The S.C. Legislature, however, would need to vote to change the date of the primary election and McMaster has signaled he is opposed.
In late March, Marci Andino, the director of the S.C. Election Commission, urged state leaders to pass legislation “safely and securely conduct elections during and following the coronavirus pandemic.”
Among the options she suggested lawmakers consider was allowing “no-excuse” absentee voting, which allows anyone to vote by mail for any reason.
The S.C. Legislature has not yet considered any of the recommendations and there is no indication if or when it will.
“It’s shameful the legislature refused to act on Director Andino’s warning and enact procedures that would make our elections safe,” said Bailey in a press statement Wednesday. “Since the legislature won’t do its job, we’re asking the Court.”
The partisan factions forming around the debate on the future of South Carolina’s elections could also complicate the outcome for advocates of expanding voting options, including through the latest legal actions.
The DCCC is bringing lawsuits to several battleground states around the country to contest voting rules and regulations it deems discriminatory and restrictive. In South Carolina, the race for Cunningham’s seat will be one of the toughest of the 2020 cycle: in 2018 he was the first Democrat since 1981 to win the district, and Republicans are prepared to spend millions to win it back.

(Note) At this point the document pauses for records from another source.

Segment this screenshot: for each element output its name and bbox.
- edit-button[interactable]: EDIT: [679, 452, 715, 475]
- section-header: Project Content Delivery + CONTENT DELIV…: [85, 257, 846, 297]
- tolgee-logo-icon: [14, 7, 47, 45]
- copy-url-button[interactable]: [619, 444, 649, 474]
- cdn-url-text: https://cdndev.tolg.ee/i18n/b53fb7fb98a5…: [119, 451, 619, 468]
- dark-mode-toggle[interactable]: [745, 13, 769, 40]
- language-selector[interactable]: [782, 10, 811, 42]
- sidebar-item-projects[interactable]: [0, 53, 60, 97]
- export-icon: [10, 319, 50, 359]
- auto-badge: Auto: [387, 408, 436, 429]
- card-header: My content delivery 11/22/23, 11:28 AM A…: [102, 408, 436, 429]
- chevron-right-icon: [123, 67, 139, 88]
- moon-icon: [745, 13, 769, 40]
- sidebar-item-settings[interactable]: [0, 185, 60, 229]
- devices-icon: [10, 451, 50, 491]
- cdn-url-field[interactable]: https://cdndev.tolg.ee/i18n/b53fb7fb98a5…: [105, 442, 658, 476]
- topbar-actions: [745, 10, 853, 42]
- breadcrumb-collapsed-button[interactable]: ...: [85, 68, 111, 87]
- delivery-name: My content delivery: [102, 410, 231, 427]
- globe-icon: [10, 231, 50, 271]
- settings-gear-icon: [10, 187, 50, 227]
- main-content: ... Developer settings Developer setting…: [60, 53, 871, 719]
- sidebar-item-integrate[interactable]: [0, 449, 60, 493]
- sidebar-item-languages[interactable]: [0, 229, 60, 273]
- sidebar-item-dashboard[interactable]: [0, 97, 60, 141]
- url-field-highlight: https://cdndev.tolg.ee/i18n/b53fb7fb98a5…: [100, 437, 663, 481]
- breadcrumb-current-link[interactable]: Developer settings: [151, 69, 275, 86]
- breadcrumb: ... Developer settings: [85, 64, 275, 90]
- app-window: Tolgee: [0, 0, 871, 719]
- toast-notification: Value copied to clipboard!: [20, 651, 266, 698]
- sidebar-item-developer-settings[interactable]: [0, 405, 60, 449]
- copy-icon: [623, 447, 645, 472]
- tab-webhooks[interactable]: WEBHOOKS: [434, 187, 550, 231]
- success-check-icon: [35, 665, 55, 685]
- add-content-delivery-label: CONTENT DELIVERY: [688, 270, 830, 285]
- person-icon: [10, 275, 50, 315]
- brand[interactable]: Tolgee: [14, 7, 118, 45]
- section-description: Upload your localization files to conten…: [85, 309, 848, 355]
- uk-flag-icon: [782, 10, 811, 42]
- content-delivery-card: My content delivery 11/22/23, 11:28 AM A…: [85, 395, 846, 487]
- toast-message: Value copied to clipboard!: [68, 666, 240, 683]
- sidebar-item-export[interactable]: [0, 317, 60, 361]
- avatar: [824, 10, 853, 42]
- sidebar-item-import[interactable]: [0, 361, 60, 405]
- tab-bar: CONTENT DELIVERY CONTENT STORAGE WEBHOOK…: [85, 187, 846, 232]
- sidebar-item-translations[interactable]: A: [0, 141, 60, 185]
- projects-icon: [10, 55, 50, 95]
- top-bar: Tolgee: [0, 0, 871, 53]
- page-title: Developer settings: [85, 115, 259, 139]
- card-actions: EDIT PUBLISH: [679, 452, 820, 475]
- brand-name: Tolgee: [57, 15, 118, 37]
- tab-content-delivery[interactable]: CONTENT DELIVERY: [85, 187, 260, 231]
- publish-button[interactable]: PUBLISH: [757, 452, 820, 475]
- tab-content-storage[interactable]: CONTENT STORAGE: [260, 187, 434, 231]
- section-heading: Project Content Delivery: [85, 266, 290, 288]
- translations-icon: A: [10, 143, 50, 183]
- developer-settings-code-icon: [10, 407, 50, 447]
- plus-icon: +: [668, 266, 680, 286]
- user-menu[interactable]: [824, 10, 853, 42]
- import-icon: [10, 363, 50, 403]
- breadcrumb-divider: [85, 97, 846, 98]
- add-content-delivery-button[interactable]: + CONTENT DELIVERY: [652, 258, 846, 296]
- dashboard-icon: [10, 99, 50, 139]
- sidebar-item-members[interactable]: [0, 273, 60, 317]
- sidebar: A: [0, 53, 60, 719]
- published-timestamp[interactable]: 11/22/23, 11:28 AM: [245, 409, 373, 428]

The DCCC’s latest legal action is the second lawsuit in a year it has brought to South Carolina for election-related grievances. In January, the DCCC and the Democratic Senatorial Campaign Committee, in partnership with the S.C. Democratic Party, won a legal victory when state elected officials agreed to drop the requirement that South Carolinians list their social security numbers as a condition of registering to vote.
“It’s obviously no secret that we have competitive races in South Carolina,” said a Democratic strategist involved with the lawsuit. “What we know is, when folks have access to the ballot and are able to vote free of impediment, it’s good for Democrats. It’s also good for democracy.”
The S.C. Election Commission does not comment on pending litigation, spokesman Chris Whitmire told The State.
A spokesman for McMaster did not respond to a request for comment.